Stalking Wild Things
Daddy would say “Put your boots on, that warm coat and mittens. You will need them today.” Out we’d go, a pack of two, with Daddy as the den leader, teaching me to think like a hungry bird or raccoon, to find water from a downhill slope, to know where a vixen might dig her shelter, name recent travelers from their tracks and know if they were dragging dinner home. His voice was bird-call and fox-bark, angry goose and jumping fish. Daddy had mastered them all, only to teach the joys of stalking wildlife to his only child–a daughter. I have not wasted his legacy.
Our Fathers
for Susan, my half-sister When I was a child I knew you were out there somewhere, living with a father who was not mine and a mother who was not yours. When I was a child I saw a duckling struggling to climb over a curb, its mother waddling on with a large brood, quacking so loudly that I thought she could not hear the one lost duckling’s desperate peeping. My dad stopped the car, slowly approached the tiny scared creature, and gently, making a V with palms facing outward, gave the little fella a boost, just far enough so that his own hustling got him high enough to scramble to his mother. When you were a child, I hope the father you had instead of mine gave you moments like that, when you knew him as strong and kind and wise.
The Pedicure
I grimaced for the first fifteen minutes, not having had a professional pedicure since long before my husband died, probably fifteen years ago now.
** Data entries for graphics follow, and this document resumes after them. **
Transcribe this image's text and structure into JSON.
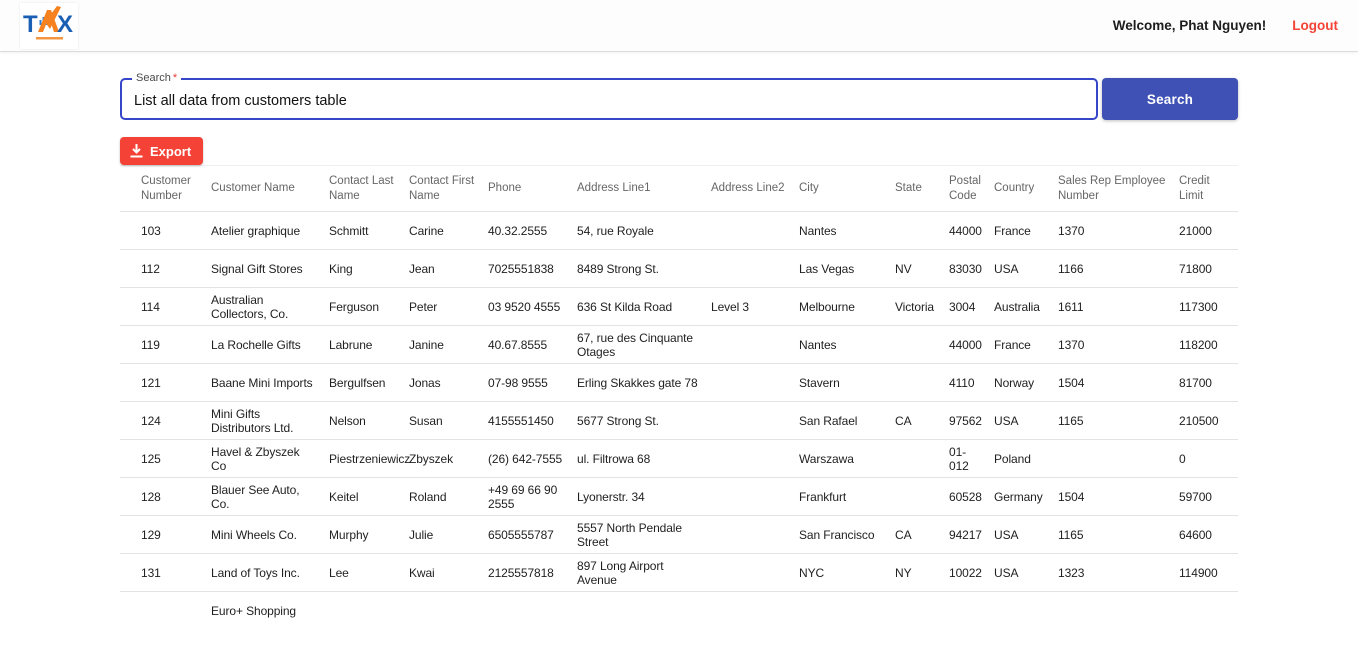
{
  "header": {
    "logo_text": "TAX",
    "welcome": "Welcome, Phat Nguyen!",
    "logout": "Logout"
  },
  "search": {
    "label": "Search",
    "required_mark": "*",
    "value": "List all data from customers table",
    "button_label": "Search"
  },
  "toolbar": {
    "export_label": "Export"
  },
  "colors": {
    "accent_indigo": "#3f51b5",
    "focus_outline_blue": "#3646c8",
    "danger_red": "#f44336"
  },
  "table": {
    "columns": [
      "Customer Number",
      "Customer Name",
      "Contact Last Name",
      "Contact First Name",
      "Phone",
      "Address Line1",
      "Address Line2",
      "City",
      "State",
      "Postal Code",
      "Country",
      "Sales Rep Employee Number",
      "Credit Limit"
    ],
    "rows": [
      [
        "103",
        "Atelier graphique",
        "Schmitt",
        "Carine",
        "40.32.2555",
        "54, rue Royale",
        "",
        "Nantes",
        "",
        "44000",
        "France",
        "1370",
        "21000"
      ],
      [
        "112",
        "Signal Gift Stores",
        "King",
        "Jean",
        "7025551838",
        "8489 Strong St.",
        "",
        "Las Vegas",
        "NV",
        "83030",
        "USA",
        "1166",
        "71800"
      ],
      [
        "114",
        "Australian Collectors, Co.",
        "Ferguson",
        "Peter",
        "03 9520 4555",
        "636 St Kilda Road",
        "Level 3",
        "Melbourne",
        "Victoria",
        "3004",
        "Australia",
        "1611",
        "117300"
      ],
      [
        "119",
        "La Rochelle Gifts",
        "Labrune",
        "Janine",
        "40.67.8555",
        "67, rue des Cinquante Otages",
        "",
        "Nantes",
        "",
        "44000",
        "France",
        "1370",
        "118200"
      ],
      [
        "121",
        "Baane Mini Imports",
        "Bergulfsen",
        "Jonas",
        "07-98 9555",
        "Erling Skakkes gate 78",
        "",
        "Stavern",
        "",
        "4110",
        "Norway",
        "1504",
        "81700"
      ],
      [
        "124",
        "Mini Gifts Distributors Ltd.",
        "Nelson",
        "Susan",
        "4155551450",
        "5677 Strong St.",
        "",
        "San Rafael",
        "CA",
        "97562",
        "USA",
        "1165",
        "210500"
      ],
      [
        "125",
        "Havel & Zbyszek Co",
        "Piestrzeniewicz",
        "Zbyszek",
        "(26) 642-7555",
        "ul. Filtrowa 68",
        "",
        "Warszawa",
        "",
        "01-012",
        "Poland",
        "",
        "0"
      ],
      [
        "128",
        "Blauer See Auto, Co.",
        "Keitel",
        "Roland",
        "+49 69 66 90 2555",
        "Lyonerstr. 34",
        "",
        "Frankfurt",
        "",
        "60528",
        "Germany",
        "1504",
        "59700"
      ],
      [
        "129",
        "Mini Wheels Co.",
        "Murphy",
        "Julie",
        "6505555787",
        "5557 North Pendale Street",
        "",
        "San Francisco",
        "CA",
        "94217",
        "USA",
        "1165",
        "64600"
      ],
      [
        "131",
        "Land of Toys Inc.",
        "Lee",
        "Kwai",
        "2125557818",
        "897 Long Airport Avenue",
        "",
        "NYC",
        "NY",
        "10022",
        "USA",
        "1323",
        "114900"
      ],
      [
        "",
        "Euro+ Shopping",
        "",
        "",
        "",
        "",
        "",
        "",
        "",
        "",
        "",
        "",
        ""
      ]
    ]
  }
}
I soaked, she snipped, clipped, filed and buffed for an hour! Then she asked what color, to which I had given no thought. Finally I chose a deep dark red and sat back to let her paint. Looking down when the first foot had received its first coat, I gasped. Laughing, I lightly told the attendant that I felt as though, in that moment, I looked upon my mother’s toes, somehow living on the end of my leg! A visceral, soul-filling memory stretched me back to a salon in 1965, watching as my mother’s toes were scrubbed, buffed and painted this exact shade. How could I know I would meet her again, eighteen years after she died, laughing with me as I have a pedicure?